Given this scenario, the jury could reasonably conclude that a warning of back pain from a spinal anesthetic was the functional equivalent of a warning of TNS from Lidocaine.

We decline to speculate about Larson's back up argument, which is that even if there was insufficient evidence of informed consent, the judgment must still be affirmed because there still was sufficient evidence Ly sustained no damages because her back pain is the product of somatoform pain disorder, hence the judgment must be affirmed anyway.

DISPOSITION

The judgment is affirmed. Respondent to recover costs.
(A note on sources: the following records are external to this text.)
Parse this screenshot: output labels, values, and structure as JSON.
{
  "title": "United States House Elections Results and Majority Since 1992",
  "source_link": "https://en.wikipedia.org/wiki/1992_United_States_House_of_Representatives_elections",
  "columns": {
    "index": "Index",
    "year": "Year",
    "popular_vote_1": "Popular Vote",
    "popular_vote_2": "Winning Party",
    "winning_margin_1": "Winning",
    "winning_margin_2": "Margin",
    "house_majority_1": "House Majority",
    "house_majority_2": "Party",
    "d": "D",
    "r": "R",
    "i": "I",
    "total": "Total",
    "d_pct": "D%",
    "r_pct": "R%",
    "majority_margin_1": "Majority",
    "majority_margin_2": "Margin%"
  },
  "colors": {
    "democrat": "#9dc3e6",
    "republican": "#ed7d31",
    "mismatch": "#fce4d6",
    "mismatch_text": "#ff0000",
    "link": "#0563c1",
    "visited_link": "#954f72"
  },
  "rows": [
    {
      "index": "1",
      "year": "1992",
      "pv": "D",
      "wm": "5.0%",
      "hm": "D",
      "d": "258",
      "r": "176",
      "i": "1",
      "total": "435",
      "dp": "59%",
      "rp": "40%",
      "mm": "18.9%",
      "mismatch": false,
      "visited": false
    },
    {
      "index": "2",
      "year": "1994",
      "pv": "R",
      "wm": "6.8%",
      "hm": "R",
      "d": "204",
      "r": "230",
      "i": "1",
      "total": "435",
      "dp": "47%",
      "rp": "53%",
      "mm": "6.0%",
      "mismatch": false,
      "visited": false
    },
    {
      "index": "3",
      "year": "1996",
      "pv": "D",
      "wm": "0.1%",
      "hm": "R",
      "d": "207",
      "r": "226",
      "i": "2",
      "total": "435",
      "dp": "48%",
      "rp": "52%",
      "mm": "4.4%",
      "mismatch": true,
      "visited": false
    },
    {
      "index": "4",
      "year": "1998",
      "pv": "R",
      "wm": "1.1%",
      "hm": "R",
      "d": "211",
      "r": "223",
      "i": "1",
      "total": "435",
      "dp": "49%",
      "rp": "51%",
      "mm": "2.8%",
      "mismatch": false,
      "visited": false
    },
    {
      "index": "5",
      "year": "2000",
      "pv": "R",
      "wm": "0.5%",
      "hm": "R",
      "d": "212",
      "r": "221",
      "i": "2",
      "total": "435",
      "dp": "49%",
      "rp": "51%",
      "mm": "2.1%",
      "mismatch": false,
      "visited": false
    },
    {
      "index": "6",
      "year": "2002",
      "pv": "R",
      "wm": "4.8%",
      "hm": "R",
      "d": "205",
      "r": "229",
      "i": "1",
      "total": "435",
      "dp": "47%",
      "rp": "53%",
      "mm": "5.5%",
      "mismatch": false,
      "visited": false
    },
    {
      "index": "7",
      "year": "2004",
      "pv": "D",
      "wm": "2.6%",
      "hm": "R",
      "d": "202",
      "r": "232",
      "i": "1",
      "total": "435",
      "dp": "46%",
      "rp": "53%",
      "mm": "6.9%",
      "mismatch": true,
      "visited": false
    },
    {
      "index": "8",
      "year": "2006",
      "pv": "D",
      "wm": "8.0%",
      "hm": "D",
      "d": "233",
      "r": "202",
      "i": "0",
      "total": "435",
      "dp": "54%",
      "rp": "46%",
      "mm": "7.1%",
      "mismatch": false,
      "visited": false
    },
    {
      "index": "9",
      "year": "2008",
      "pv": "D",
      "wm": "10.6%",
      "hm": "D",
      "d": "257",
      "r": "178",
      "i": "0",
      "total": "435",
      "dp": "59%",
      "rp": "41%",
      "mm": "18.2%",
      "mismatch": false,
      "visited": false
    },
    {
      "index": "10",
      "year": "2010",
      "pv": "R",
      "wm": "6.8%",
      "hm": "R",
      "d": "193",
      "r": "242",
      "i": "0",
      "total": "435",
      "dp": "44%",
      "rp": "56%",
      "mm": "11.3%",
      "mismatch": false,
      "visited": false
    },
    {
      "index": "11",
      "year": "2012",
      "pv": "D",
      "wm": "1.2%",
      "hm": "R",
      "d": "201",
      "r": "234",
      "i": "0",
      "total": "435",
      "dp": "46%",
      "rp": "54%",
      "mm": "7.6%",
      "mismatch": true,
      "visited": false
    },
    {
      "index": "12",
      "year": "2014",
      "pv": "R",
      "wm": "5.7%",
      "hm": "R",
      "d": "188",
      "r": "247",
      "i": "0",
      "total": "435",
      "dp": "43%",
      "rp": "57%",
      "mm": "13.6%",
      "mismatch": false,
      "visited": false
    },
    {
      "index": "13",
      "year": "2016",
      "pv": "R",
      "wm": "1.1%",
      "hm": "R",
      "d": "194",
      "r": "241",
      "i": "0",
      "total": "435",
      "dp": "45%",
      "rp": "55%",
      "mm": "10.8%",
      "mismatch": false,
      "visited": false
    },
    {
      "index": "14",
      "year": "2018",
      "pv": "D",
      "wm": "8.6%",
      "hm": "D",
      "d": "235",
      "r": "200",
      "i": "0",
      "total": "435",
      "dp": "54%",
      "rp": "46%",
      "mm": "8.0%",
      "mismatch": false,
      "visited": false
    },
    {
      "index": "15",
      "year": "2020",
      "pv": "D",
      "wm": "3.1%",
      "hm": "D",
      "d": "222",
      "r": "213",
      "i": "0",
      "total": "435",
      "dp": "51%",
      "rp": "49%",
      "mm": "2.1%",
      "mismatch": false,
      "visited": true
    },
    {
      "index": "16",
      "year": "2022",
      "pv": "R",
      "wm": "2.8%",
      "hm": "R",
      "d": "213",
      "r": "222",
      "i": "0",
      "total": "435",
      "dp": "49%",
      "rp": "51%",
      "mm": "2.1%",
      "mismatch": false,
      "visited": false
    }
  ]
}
RYLAARSDAM, ACTING P. J. and FYBEL, J., concurs.

FootNotes


1. Whether her complaints constituted TNS at all was itself controverted at trial. The defense presented expert evidence to the effect Ly's complaints were the product of depression and somatoform pain disorder.
2. Because this case stems from a jury trial, conflicts are resolved and inferences drawn in favor of the winner, Larson. Larson's testimony about virtually zero TNS after 10 days yet, incidences of six to eight percent for Marcaine and perhaps as high as 40 percent for Lidocaine, makes sense if one distinguishes between the first 10 days after a spinal anesthetic with either drug and the period of time thereafter. In any event, Ly does not make a point of the putative discrepancy in her own briefing.
3. Again, the evidence is reasonably susceptible of the interpretation of high incidences of TNS in the immediate aftermath of spinal anesthesia but extremely low incidences after about 10 days.
4. There was evidence Ly has a prolapsed heart valve, though her expert opined it should have had no effect on the choice of general versus spinal anesthesia.